The plan of reorganization in the bankruptcy case, providing for the sale of Uptown Tower and treatment of claims, was confirmed in July 2024. We sold Uptown Tower in July 2025 for a purchase price of $20 million, or $17.3 million after deductions, closing costs and commissions and reimbursements to the seller, and paid off the American Bank, N.A. indebtedness. We are holding approximately $13.6 million of the sale proceeds representing funds Whitestone OP mistakenly paid to the prior mortgage lender for Uptown Tower when it attempted to pay off the mortgage loan without informing us and without authority to do so on Whitestone Uptown Tower, LLC’s behalf. We are currently disputing the treatment and timing of repayment of the $13.6 million to Whitestone OP in the Whitestone Uptown Tower bankruptcy case.

 

This litigation has been and is expected to continue to be expensive, lengthy, and disruptive to normal business operations. Moreover, the results of these proceedings are difficult to predict. The registrant believes that the allegations in the Delaware lawsuit are without merit and intends to continue to vigorously defend against them. In addition, we intend to vigorously pursue the Texas action to seek damages from Whitestone due to its violations of the management agreements and fiduciary duties and to protect our shareholders from the further harms that Whitestone has indicated it intends to inflict on us and our shareholders.

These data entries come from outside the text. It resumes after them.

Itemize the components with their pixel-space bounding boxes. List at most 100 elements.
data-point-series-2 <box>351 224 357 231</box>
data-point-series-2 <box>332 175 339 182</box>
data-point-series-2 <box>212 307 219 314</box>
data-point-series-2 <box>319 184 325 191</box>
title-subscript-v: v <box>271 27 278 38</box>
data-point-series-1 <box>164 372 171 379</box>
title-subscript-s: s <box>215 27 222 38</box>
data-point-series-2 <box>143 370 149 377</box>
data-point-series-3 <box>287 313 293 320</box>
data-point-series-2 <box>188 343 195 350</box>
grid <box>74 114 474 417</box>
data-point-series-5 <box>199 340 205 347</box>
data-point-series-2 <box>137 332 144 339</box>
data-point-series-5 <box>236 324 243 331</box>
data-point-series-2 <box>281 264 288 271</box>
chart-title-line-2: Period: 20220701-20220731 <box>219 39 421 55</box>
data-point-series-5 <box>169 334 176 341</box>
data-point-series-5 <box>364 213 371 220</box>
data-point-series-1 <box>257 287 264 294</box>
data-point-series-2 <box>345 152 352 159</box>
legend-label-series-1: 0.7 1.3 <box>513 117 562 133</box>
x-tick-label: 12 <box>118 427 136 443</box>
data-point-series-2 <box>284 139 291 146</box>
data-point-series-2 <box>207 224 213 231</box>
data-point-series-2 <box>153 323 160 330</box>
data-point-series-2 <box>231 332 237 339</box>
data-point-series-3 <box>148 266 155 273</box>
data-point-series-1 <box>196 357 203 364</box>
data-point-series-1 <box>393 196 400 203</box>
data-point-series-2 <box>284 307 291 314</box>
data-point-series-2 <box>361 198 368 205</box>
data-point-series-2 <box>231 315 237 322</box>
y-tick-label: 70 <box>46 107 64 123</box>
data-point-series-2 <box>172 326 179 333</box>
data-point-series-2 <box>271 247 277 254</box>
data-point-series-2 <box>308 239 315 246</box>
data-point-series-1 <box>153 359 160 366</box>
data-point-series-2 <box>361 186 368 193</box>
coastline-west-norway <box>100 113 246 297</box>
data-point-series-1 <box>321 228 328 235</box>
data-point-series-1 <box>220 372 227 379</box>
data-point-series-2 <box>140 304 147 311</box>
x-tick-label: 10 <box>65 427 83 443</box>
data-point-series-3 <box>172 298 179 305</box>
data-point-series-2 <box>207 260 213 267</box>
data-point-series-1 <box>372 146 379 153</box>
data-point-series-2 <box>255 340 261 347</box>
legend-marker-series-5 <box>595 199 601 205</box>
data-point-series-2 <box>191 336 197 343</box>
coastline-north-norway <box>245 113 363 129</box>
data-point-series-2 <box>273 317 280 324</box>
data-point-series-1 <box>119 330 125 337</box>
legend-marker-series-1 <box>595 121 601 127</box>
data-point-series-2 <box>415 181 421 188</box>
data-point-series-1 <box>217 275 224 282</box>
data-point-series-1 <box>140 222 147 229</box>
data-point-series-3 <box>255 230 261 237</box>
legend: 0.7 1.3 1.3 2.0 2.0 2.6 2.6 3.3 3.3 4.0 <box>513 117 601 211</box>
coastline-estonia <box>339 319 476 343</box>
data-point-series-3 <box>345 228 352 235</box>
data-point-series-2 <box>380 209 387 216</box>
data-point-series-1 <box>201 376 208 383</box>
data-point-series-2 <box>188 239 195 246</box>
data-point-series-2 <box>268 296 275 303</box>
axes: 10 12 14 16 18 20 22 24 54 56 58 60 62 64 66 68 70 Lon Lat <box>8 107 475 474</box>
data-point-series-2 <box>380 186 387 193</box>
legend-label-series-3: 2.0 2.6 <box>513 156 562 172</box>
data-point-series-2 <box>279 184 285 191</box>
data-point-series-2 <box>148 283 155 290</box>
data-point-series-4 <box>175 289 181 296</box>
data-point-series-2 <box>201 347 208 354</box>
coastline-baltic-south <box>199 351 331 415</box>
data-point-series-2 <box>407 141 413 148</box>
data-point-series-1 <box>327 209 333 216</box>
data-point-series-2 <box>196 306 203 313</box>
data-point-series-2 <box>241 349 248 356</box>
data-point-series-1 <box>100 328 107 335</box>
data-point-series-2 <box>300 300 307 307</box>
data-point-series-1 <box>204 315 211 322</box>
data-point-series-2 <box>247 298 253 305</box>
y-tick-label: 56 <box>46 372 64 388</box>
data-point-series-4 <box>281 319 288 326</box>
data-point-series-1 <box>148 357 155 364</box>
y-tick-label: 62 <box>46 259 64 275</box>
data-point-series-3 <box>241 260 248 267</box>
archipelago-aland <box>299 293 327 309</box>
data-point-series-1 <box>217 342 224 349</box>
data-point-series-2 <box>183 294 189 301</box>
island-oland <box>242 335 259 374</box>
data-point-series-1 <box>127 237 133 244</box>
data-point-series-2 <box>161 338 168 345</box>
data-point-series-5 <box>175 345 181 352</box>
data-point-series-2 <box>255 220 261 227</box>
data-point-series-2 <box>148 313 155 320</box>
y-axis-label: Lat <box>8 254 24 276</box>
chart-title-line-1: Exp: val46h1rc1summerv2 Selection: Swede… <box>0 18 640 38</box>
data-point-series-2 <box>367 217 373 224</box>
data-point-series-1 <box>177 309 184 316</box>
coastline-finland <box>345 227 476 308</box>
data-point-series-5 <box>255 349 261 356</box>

However, the outcomes of these lawsuits, including the timing of the final disposition of the lawsuits, are unpredictable and could result in substantial costs to us. As a result, future adverse rulings, settlements, or unfavorable developments could result in charges that could have a material adverse effect on the registrant’s business, results of operations or financial condition.

 

Following the period covered by this report, we sold Real Estate Assets under the Whitestone Uptown Tower, LLC plan of reorganization and the plan of liquidation for the other Pillarstone entities.

 

In October 2024, we sold 9101 LBJ Freeway for a purchase price of $5,753,000, or approximately $5.1 million after deductions, closing costs and commissions.

 

In October 2024, we sold Interstate 10 Warehouse for a purchase price of $8,400,000, or approximately $8.1 million after deductions, closing costs and commissions.

 

F- 34

 

In February 2025, we sold Corporate Park Woodland II for a purchase price of $1,650,000, or approximately $1.56 million after deductions, closing costs and commissions.

 

In July 2025, we sold Uptown Tower for a purchase price of $20,000,000, or approximately $17.3 million after deductions, closing costs and commissions.

 

In July 2025, in a series of related transactions, we sold:

 

 

Corporate Park Northwest for a purchase price of $8,500,000, or approximately $7.8 million after deductions, closing costs and commissions;

 

Holly Hall Industrial Park for a for a purchase price of $7,650,000, or approximately $7.2 million after deductions, closing costs and commissions;

 

Holly Knight for a purchase price of $4,750,000, or approximately $4.5 million after deductions, closing costs and commissions; and

 

Westgate Service Center for a purchase price of $9,100,000, or approximately $8.6 million after deductions, closing costs and commissions.